OPELOUSAS, LA (AP) — Between Ville Platte and Opelousas, Keith Fontenot has spent a lot of time at work.

         In both places he's shined countless pairs of shoes outside barber shops and beauty salons. By his reckoning, he's been at it about 45 years.

         "It's been awhile," he said.

         Fontenot, 60, learned the trade by watching his older brother. In Opelousas he also took classes in what he calls rehabilitation school, a program for developmentally disabled people like himself, "to see what I could learn."

         "They let me cut grass and plant a field garden. I wanted to weld," he said, "but they wouldn't let me because they were afraid a spark would get in my eye."

         A cousin built a shoeshine stand for him, and he developed a regular clientele in the barber shops of his native Ville Platte.

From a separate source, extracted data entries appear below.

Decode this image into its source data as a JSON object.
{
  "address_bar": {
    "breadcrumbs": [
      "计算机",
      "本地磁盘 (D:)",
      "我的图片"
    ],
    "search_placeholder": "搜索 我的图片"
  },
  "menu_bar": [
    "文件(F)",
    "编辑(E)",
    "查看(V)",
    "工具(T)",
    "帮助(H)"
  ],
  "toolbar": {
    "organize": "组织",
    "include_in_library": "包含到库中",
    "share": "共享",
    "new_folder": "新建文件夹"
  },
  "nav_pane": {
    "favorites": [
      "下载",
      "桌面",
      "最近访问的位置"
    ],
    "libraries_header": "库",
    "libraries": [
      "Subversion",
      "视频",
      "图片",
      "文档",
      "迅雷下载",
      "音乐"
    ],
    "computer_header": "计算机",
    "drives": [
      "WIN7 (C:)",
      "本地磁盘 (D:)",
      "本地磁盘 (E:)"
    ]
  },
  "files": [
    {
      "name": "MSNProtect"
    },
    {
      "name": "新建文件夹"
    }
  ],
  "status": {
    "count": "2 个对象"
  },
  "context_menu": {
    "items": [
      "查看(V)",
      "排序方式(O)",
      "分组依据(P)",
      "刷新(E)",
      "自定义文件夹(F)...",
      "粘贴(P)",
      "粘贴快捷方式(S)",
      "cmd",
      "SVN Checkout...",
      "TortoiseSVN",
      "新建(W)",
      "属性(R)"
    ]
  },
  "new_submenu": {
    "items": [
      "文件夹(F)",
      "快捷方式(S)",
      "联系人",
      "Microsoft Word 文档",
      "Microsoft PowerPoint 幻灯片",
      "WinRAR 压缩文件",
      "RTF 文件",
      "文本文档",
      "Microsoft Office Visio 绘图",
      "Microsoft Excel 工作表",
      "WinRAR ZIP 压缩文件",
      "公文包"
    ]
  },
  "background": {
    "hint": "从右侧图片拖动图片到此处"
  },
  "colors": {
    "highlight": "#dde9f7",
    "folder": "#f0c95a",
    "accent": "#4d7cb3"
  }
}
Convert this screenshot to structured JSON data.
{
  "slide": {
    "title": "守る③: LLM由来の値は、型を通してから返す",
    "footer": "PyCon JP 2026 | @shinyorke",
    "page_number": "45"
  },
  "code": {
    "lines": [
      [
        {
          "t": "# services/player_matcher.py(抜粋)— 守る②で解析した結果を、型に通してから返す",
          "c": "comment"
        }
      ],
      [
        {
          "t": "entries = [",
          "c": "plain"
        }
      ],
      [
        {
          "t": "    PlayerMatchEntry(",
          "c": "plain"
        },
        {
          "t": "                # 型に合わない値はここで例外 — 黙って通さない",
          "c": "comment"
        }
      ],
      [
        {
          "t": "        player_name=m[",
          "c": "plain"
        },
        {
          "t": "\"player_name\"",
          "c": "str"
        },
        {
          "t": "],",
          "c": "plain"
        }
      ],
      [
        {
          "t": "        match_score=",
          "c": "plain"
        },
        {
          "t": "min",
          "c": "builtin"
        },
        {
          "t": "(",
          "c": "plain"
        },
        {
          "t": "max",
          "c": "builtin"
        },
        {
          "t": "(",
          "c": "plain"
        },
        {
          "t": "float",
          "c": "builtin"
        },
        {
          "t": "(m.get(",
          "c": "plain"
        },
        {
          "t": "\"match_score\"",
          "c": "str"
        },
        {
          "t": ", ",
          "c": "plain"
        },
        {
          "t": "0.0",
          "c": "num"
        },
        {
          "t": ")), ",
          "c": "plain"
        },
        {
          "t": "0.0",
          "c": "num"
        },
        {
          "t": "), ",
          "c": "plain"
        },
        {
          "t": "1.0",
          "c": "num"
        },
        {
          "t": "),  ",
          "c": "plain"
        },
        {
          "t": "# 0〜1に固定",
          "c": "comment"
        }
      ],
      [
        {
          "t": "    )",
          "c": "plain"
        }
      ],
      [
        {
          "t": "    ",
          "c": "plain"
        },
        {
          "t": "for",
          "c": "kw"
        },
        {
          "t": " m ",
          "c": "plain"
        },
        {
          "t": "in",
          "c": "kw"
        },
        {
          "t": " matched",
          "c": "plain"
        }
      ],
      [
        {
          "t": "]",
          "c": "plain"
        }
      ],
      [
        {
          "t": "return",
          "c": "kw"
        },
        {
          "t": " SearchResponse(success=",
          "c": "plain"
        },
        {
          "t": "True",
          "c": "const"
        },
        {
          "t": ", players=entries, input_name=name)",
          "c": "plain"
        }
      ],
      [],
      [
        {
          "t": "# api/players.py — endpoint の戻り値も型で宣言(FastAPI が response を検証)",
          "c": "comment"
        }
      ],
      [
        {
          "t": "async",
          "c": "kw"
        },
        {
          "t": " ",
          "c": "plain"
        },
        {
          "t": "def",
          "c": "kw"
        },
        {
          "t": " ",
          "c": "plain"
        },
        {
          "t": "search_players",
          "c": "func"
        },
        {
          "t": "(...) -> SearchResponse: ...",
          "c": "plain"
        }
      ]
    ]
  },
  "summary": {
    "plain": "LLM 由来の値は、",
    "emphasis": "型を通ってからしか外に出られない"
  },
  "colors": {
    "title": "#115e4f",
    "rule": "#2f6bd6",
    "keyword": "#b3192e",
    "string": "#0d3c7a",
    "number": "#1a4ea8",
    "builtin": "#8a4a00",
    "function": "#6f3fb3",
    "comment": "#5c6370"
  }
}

         "The shoe shines when I started were a quarter," Fontenot said. These days, when he works Wednesdays and Thursdays at his niece's beauty salon on Opelousas' Courthouse Square, he charges $5 for a shine.

         Along the way, he's encountered some famous soles.

         They include the boots of actor Larry Hagman, best known for playing the deliciously evil J.R. Ewing on "Dallas." The two met at Ville Platte's Pig Stand, a popular lunch spot.

         That's also where he met Cajun chef Justin Wilson, actor Joe Pesci and Baton Rouge native Donna Douglas, who played the wholesomely lovely Ellie Mae on TV's "The Beverly Hillbillies."

         Fontenot admits he had a hard time concentrating on her shoes.

         "She paid my lunch and my breakfast, and she took me riding with two ladies in her convertible car," he said.

         "I sure would like to meet her again."

         He would also like to meet another 1960s TV performer, Ron Howard, who has gone from playing strawberry blond kids and adolescents on popular shows to directing Hollywood prestige projects like "A Beautiful Mind," ''The DaVinci Code" and "Rush."

         Said Fontenot, "I would like to drink coffee with him.

         "One day I would like for him to put me in a movie. Maybe they need a shoeshine man."

         Keith Fontenot lives independently in a Cajun cottage his parents built for him behind their house. Now his sister-in-law and brother live in the main property, said his niece Vera Fontenot, owner of the Farfallina salon where he works.

         "He's so proud of his house," she said.

         His presence has helped her business and her outlook on life. "He's real positive and happy. When he's not shining shoes, he's praying the rosary.”

         "If you ask him to pray for you, he will," she said.

         Whether at work or at prayer, he does spend a lot of time on his knees.